Some thoughts while riding today on my indoor https://www.wahoofitness.com/devices/bike-trainers/kickr-core-indoor-smart-trainerWachoo Kickr core trainer. We woke up to 80 mph wind gusts and approx 2 inches of blown snow which continued well past 1:30 PM MST.

I’ve been on a journey listening and reading a modern author about stoicism. Ryan Holliday. It intersects very aptly with my core moral structure, my faith-based choices and my journey to be a decent human being. It has been a raw journey – many things I feel I am doing ok at and many thoughts for actionable consideration. The phrase “narcisistic injury”. In my circles of influence and observation, I see this across the many diverse folks I know. Many blindly wont see this while they are calling others “snowflakes” to justify their broken levels of hypocrisy to others that claim offense or injury where no ill or other intent was meant.

I remember one day I was about 9 – 11 years old watching the tv. I was watching ABC’s Wide World of Sports – I was introduced to this thing called Ironman and triathlon.

It wasn’t until years later that the seed that was planted would bear fruit. It has been a journey of 3 physical disciplines and an oft-ignored 4th discipline — that of mindset – mental strength, mental adaptability, and mental health. I have learned so much about myself since that day on the gran fondo in 2014 where I took a wrong turn and leaned into it and finished my first century (100 mile cycling ride) since I was much younger. I don’t recommend that for most folks, turn around recalibrate and get back on course. Apparently my trajectory had a different plan. Anyway, my journey is less than perfect, Liz and I often joke that we swim in deep waters’ often because of tom-foolery or being stubborn for stubborn’ s sake. Gratefully, along the way I have learned that I am in control of my responses to all stimuli that chooses to engage with me. Today, with work I was in a non-favorable encounter but I was able to do so cheerfully and with respect.

Just today, in my local and in our Cache valley community, I witnessed folks take action to support under represented persons. I witnessed an organization abstain from communication and another communicate in their behalf while I still await for the former to take action. Today I witnessed many justify their perceptions without digging in and objectively detaching themselves emotionally to understand the situation and it context.

The world is a mess, but I choose to follow a few simple things:

I like the Four Agreements:

Agreement 1: Be Impeccable With Your Word.

Agreement 2: Don’t Take Anything Personally.

Agreement 3: Don’t Make Assumptions.

Agreement 4: Always Do Your Best.

These simple wisdoms are both easy and difficult. I find number 3 is a most difficult one but I find the more I practice the better I am.
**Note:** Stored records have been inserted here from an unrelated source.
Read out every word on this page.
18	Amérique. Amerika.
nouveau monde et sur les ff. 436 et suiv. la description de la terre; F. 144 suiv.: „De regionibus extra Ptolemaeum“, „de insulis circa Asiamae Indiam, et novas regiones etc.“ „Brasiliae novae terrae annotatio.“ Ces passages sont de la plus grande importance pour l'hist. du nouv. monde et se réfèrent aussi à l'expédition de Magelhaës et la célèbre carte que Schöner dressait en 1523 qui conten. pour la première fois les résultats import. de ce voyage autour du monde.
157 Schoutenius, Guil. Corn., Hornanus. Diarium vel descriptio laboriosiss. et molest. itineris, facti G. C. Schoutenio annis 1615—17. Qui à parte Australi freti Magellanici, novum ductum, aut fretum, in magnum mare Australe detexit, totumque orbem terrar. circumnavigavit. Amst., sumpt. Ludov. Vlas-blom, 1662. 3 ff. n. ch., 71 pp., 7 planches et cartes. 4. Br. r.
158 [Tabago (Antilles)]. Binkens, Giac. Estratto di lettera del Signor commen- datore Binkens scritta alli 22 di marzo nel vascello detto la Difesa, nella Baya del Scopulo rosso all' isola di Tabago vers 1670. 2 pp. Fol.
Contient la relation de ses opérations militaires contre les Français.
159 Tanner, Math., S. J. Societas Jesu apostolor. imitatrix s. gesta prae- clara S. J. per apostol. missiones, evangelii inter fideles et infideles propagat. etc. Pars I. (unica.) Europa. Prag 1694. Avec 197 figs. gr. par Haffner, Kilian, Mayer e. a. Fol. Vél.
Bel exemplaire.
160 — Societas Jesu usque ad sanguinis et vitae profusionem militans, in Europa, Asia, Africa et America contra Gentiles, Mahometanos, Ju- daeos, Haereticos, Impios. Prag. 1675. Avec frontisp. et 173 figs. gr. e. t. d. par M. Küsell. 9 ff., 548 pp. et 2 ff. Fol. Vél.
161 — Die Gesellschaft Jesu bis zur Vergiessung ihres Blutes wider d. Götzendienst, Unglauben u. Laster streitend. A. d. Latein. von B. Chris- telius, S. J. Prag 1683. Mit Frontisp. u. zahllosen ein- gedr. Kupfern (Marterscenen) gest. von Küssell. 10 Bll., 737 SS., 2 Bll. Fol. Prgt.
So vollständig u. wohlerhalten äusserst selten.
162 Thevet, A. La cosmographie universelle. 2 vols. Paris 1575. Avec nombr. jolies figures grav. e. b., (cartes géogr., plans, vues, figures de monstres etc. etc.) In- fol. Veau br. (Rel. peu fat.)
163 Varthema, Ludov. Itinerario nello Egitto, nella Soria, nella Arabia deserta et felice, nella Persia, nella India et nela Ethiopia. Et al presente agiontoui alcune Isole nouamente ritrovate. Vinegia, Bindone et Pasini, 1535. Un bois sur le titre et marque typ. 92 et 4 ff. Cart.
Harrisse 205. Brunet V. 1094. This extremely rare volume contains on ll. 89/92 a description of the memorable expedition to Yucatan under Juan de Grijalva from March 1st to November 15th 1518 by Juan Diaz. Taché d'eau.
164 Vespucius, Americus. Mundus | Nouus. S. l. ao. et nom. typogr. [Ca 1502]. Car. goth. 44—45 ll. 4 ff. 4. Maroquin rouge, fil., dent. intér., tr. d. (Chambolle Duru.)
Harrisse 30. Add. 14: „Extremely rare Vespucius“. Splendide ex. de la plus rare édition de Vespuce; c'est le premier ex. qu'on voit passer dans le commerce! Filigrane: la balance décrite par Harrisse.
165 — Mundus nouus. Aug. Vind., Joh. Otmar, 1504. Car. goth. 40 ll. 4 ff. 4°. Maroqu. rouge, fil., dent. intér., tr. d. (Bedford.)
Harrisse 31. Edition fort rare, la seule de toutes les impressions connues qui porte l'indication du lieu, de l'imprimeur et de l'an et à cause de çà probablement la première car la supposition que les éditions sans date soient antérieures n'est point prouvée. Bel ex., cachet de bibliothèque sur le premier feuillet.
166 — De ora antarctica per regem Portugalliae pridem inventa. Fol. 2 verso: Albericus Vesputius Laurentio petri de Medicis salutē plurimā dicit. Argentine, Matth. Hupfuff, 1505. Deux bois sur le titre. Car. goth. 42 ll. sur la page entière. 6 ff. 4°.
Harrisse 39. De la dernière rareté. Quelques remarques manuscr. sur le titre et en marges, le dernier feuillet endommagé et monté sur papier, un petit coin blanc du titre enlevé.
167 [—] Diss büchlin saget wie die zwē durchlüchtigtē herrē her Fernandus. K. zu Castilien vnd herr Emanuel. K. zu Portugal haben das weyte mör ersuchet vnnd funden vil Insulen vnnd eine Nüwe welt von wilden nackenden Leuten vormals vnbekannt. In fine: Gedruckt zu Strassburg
I am learning sit back and observe. Because not everything needs a reaction. I am becoming more apt at controlling my inputs, because I can’t afford every opportunity the advantage of disruption, which at its end goal is stopping the ability to learn. I am trying to not be swayed by the temptation that exists for everyone – for talk and hype to replace action. this is an an insatiable rampage especially on social media or indirect contexts — influencers, trolls, agitators, haters, naysayers, know-it-alls. It is unfortunately often ignored and missed. I was in this trap myself I was getting ugly, I was not engaged in anything that would lead me to growth and I was wallowing in self-pity and a mire that took me a while to crawl out of. This is not depression folks, rather this is ego, pure and simple propping me up and believing a false story I was telling myself.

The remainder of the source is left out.